Wir entscheiden uns, noch einmal zurück zum berühmten Djemaa El Fna, dem Hauptplatz der Stadt zu gehen, um uns einen Überblick zu verschaffen. Zurück auf Los sozusagen. Wir holen unseren Reiseführer heraus und schauen auf den Plan. In einer kleinen Gasse ganz in der Nähe müssten drei Hostels direkt nebeneinander sein.

Es wird langsam heiß und in den engen Straßen wird es staubig und stickig. Wir sind verzweifelt und sehen scheinbar auch so aus. Immer mehr junge Männer bleiben stehen und sagen: „Hotel! Come!“ Reflexartig schütteln wir den Kopf und lehnen dankend ab.

Schließlich lernt man das als Erstes in jedem Reiseführer: niemals mit Touristenschleppern mitgehen.

Die meist jungen Herren reden einem das ins Auge gefasste Hotel aus, weil es entweder gerade renoviert würde oder ausgebucht sei. Stattdessen bringen sie einen in eine viel bessere Alternative. Zumindest besser für den Touristenführer, denn dieser erhält eine Provision, die natürlich zu Lasten des ahnungslosen Touristen geht.

Marrakesch, Marokko, Hauptplatz Djemaa El Fna
Der Hauptplatz Djemaa El Fna steht stellvertretend für das Gewusel und geschäftige Treiben in Marrakesch.

Nachdem sich immer mehr Menschen, Zweiräder und Eselskarren an uns vorbeiquetschen, anrempeln und anquatschen, reicht es mir. Ich sage kurzerhand „Okay“ und wir lassen uns auf einen der Männer ein und folgen ihm. Drei Abbiegungen und keine zwei Minuten später stehen wir vor einer unscheinbaren Tür. „Hostel“, sagt er, öffnet die Tür und zeigt auf das kleine Schild neben dem Eingang.

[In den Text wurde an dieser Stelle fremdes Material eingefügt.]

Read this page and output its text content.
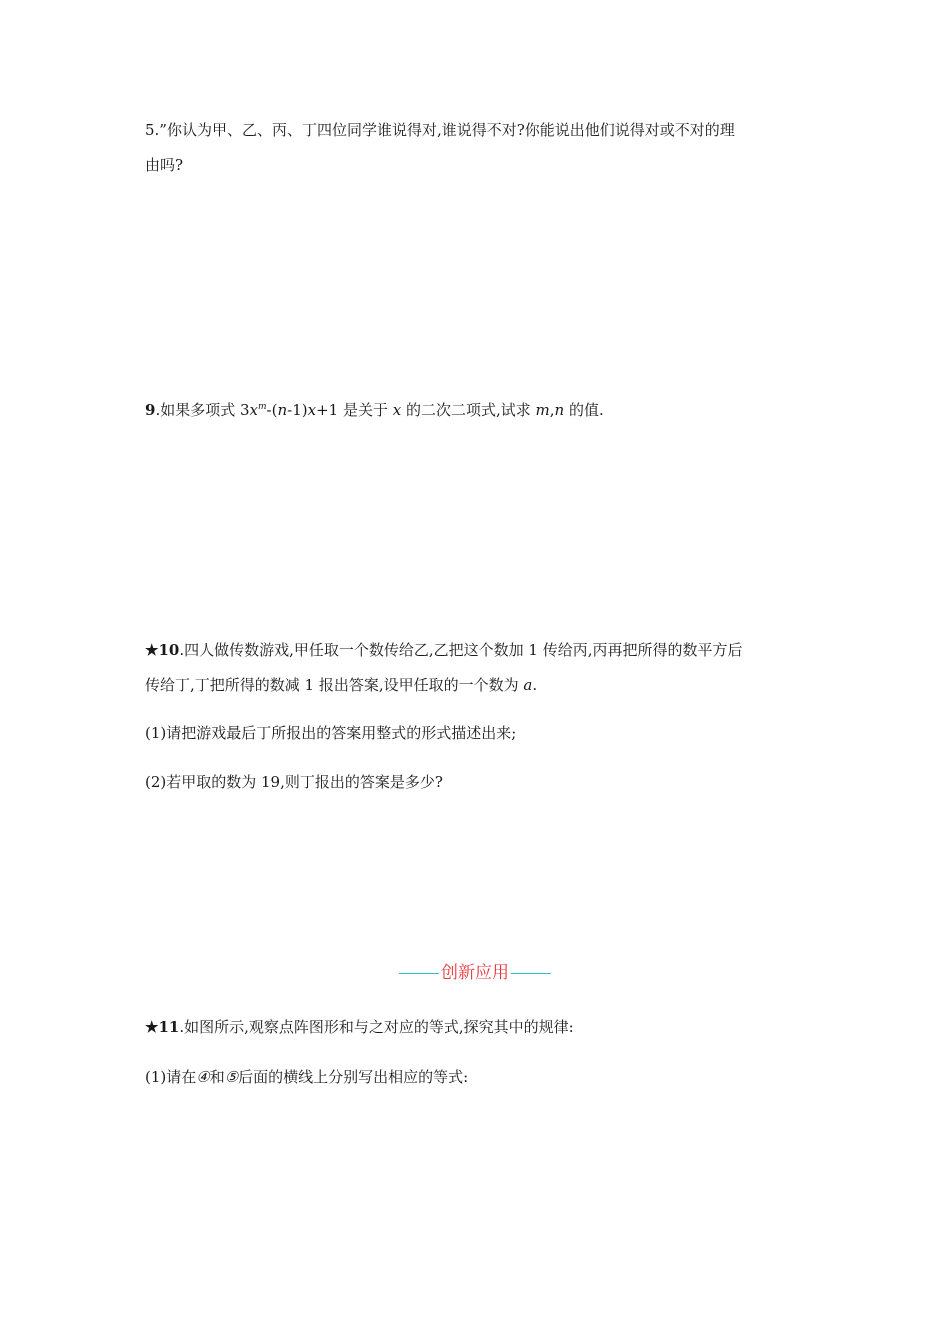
5.”你认为甲、乙、丙、丁四位同学谁说得对,谁说得不对?你能说出他们说得对或不对的理
由吗?
9.如果多项式 $3x^m-(n-1)x+1$ 是关于 x 的二次二项式,试求 m,n 的值.
★10.四人做传数游戏,甲任取一个数传给乙,乙把这个数加 1 传给丙,丙再把所得的数平方后
传给丁,丁把所得的数减 1 报出答案,设甲任取的一个数为 a.
(1)请把游戏最后丁所报出的答案用整式的形式描述出来;
(2)若甲取的数为 19,则丁报出的答案是多少?
创新应用
★11.如图所示,观察点阵图形和与之对应的等式,探究其中的规律:
(1)请在④和⑤后面的横线上分别写出相应的等式:
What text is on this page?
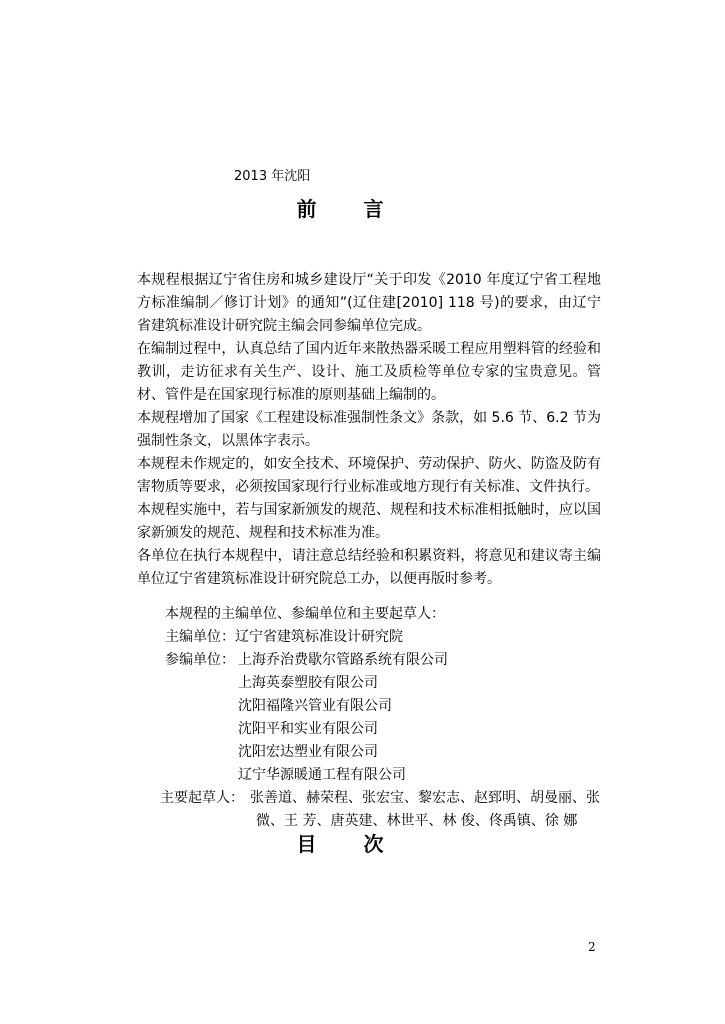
2013 年沈阳
前 言

本规程根据辽宁省住房和城乡建设厅“关于印发《2010 年度辽宁省工程地方标准编制／修订计划》的通知”(辽住建[2010] 118 号)的要求，由辽宁省建筑标准设计研究院主编会同参编单位完成。

在编制过程中，认真总结了国内近年来散热器采暖工程应用塑料管的经验和教训，走访征求有关生产、设计、施工及质检等单位专家的宝贵意见。管材、管件是在国家现行标准的原则基础上编制的。

本规程增加了国家《工程建设标准强制性条文》条款，如 5.6 节、6.2 节为强制性条文，以黑体字表示。

本规程未作规定的，如安全技术、环境保护、劳动保护、防火、防盗及防有害物质等要求，必须按国家现行行业标准或地方现行有关标准、文件执行。

本规程实施中，若与国家新颁发的规范、规程和技术标准相抵触时，应以国家新颁发的规范、规程和技术标准为准。

各单位在执行本规程中，请注意总结经验和积累资料，将意见和建议寄主编单位辽宁省建筑标准设计研究院总工办，以便再版时参考。

本规程的主编单位、参编单位和主要起草人：
主编单位：辽宁省建筑标准设计研究院
参编单位： 上海乔治费歇尔管路系统有限公司
上海英泰塑胶有限公司
沈阳福隆兴管业有限公司
沈阳平和实业有限公司
沈阳宏达塑业有限公司
辽宁华源暖通工程有限公司
主要起草人： 张善道、赫荣程、张宏宝、黎宏志、赵郅明、胡曼丽、张
微、王 芳、唐英建、林世平、林 俊、佟禹镇、徐 娜
目 次
2
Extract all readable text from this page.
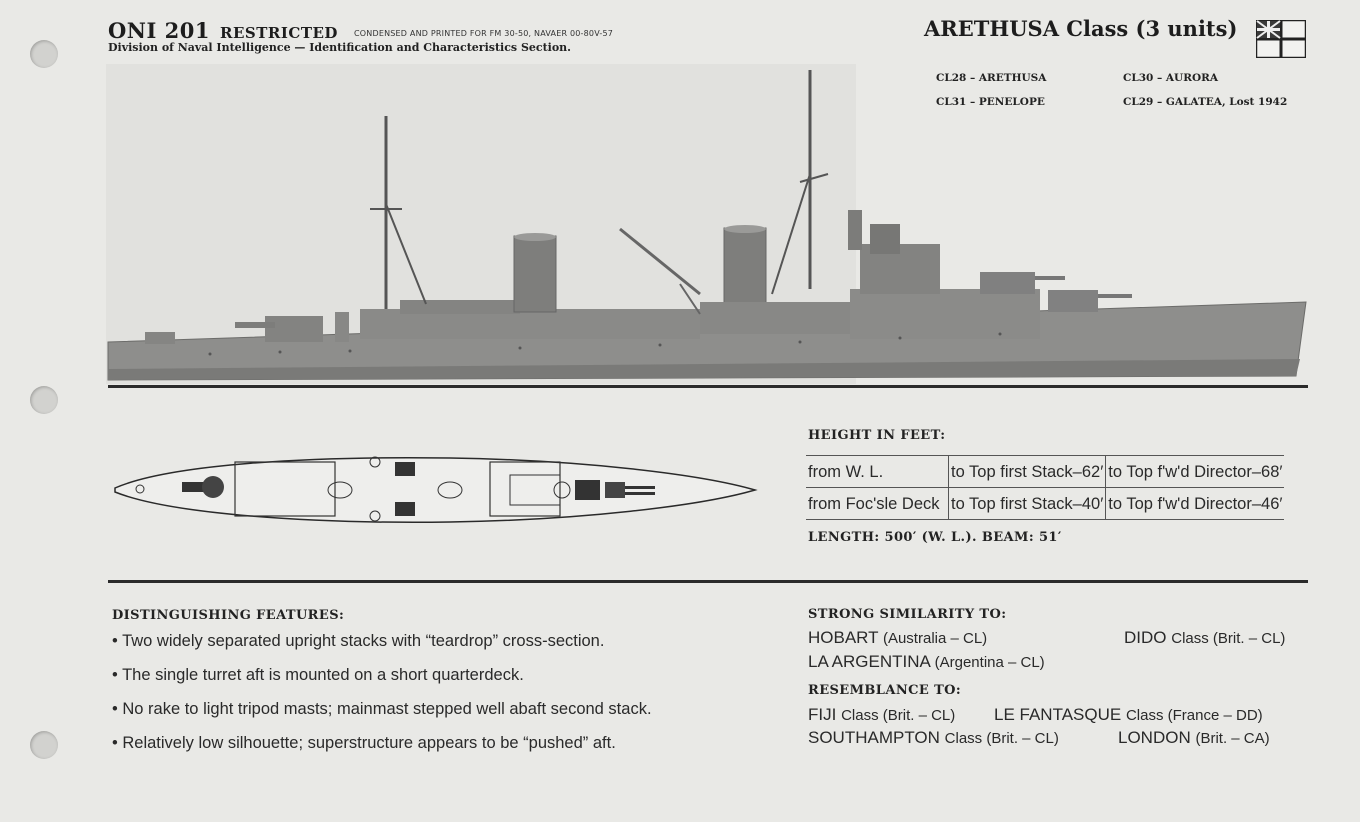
ONI 201 RESTRICTED CONDENSED AND PRINTED FOR FM 30-50, NAVAER 00-80V-57
Division of Naval Intelligence — Identification and Characteristics Section.
ARETHUSA Class (3 units)
CL28 – ARETHUSA	CL30 – AURORA
CL31 – PENELOPE	CL29 – GALATEA, Lost 1942
HEIGHT IN FEET:
from W. L.	to Top first Stack–62′	to Top f'w'd Director–68′
from Foc'sle Deck	to Top first Stack–40′	to Top f'w'd Director–46′
LENGTH: 500′ (W. L.). BEAM: 51′
DISTINGUISHING FEATURES:
• Two widely separated upright stacks with “teardrop” cross-section.
• The single turret aft is mounted on a short quarterdeck.
• No rake to light tripod masts; mainmast stepped well abaft second stack.
• Relatively low silhouette; superstructure appears to be “pushed” aft.
STRONG SIMILARITY TO:
HOBART (Australia – CL)	DIDO Class (Brit. – CL)
LA ARGENTINA (Argentina – CL)
RESEMBLANCE TO:
FIJI Class (Brit. – CL) LE FANTASQUE Class (France – DD)
SOUTHAMPTON Class (Brit. – CL)	LONDON (Brit. – CA)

Und tatsächlich: Auf dem Schild steht der Name des Hostels, das wir seit gefühlten Ewigkeiten gesucht haben. Wir hatten diesen kleinen Durchgang einfach nicht für eine Straße gehalten, sondern eher für eine Hofeinfahrt. Wir merken uns für die Zukunft: nicht von fehlenden Schildern oder unscheinbaren Gässchen irritieren lassen.

Unser Retter redet kurz mit dem Rezeptionisten und ist dann auch schon wieder verschwunden. Wir lassen uns ein zweckmäßiges, aber sauberes und vor allem günstiges Zimmer geben, werfen unsere Rucksäcke auf den Boden und atmen erst einmal ganz tief durch. Geschafft.

Marrakesch, Lederschuhe
Nichts, was es in Marrakesch nicht gibt. Hier eine großartige Auswahl bunter marokkanischer Lederschuhe.

Nach einer kurzen Verschnaufpause trauen wir uns wieder hinaus. Wir haben Hunger und allein bei der Erinnerung an die vielen Düfte knurrt mein Magen. Wir folgen den engen Gässchen innerhalb der Stadtmauern und tauchen ein in das Chaos der Souks.

Auf dem Markt, der sich in der Medina, teils auf den Straßen, teils überdacht in Markthallen, erstreckt, gibt es nichts, was es nicht gibt. Stoffe in leuchtend bunten Farben, Leder in allen Variationen, Kosmetik, Schmuck, Haushaltswaren, Werkstätten, Gemüse, Süßigkeiten, Fleisch und Fisch.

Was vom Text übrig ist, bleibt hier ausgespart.